Expanded Protection for Religious Dress and Grooming Practices


[author: Gillian M. Ross]

On September 8, 2012, Governor Jerry Brown signed the Workplace Religious Freedom Act of 2012 (Assembly Bill No. 1964) into law.   The new law amends the California Fair Employment and Housing Act (FEHA), which covers employers regularly employing five or more persons.  Under current law, employees are protected from discrimination in the workplace based on race, religious creed, color, national origin, ancestry, physical disability, mental disability, medical condition, genetic information, marital status, sex, gender, gender identity, gender expression, age or sexual orientation.  The new law, which goes into effect on January 1, 2013, expands these protections by including religious dress and grooming practices as part of an individual’s religious belief or observance. 

The new law provides that religious dress practices shall be construed broadly to include, “the wearing or carrying of religious clothing, head or face coverings, jewelry, artifacts, and any other item that is part of an individual’s observance of his or her religious creed.” Religious grooming practices are defined broadly to include “all forms of head, facial and body hair that are part of an individual’s observance of his or her religious creed.”

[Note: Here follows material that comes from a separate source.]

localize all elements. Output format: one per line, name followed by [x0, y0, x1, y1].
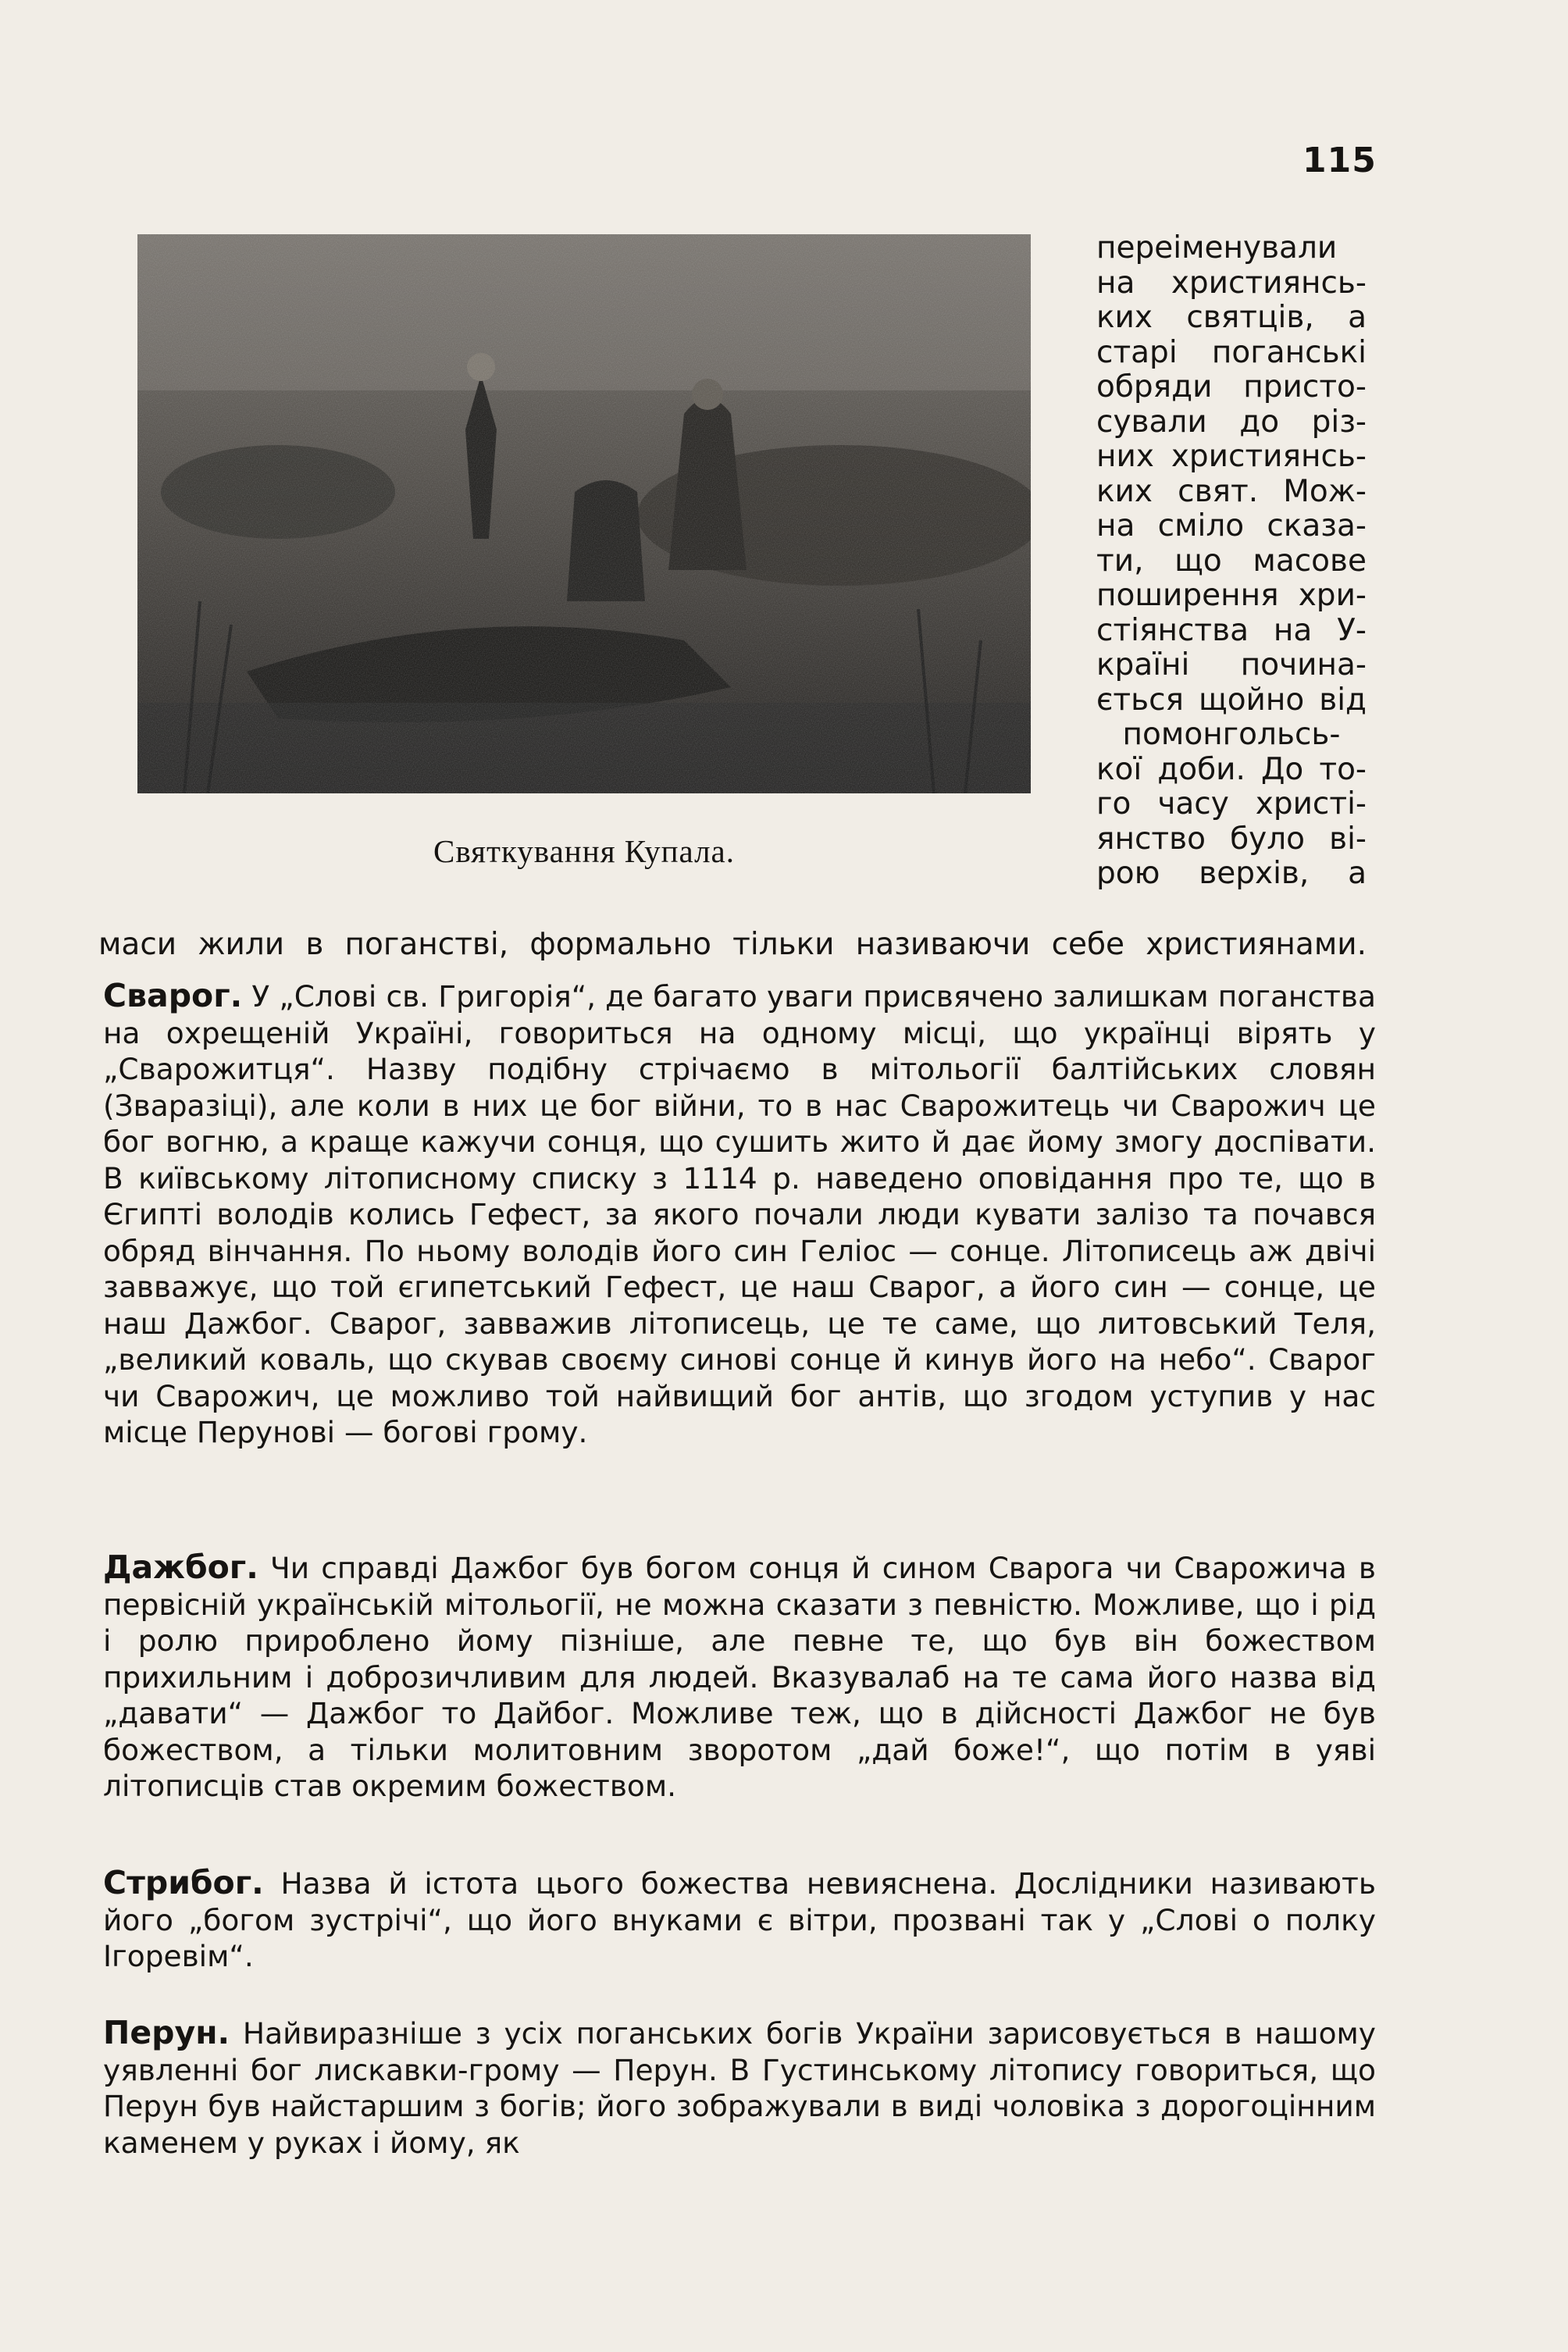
text-line: ти, що масове [1096, 543, 1367, 579]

Consequently, employers must reasonably accommodate the religious beliefs and practices of employees who wear religious clothing, hairstyles and jewelry, such as headscarves, veils, turbans, crucifixes, etc. unless the accommodation would cause the employer undue hardship in the conduct of his/her business.  “Undue hardship” is defined in the new law as “an action requiring significant difficulty or expense” and will undoubtedly encompass health and safety considerations.  The new law also specifically states that an employer who attempts to accommodate an employee’s religious dress or grooming practices by assigning them work that keeps them out of the view of customers or other employees is NOT providing a reasonable accommodation.

Employers are advised to review and, if necessary, revise their religious accommodation and dress code policies.


DISCLAIMER: Because of the generality of this update, the information provided herein may not be applicable in all situations and should not be acted upon without specific legal advice based on particular situations.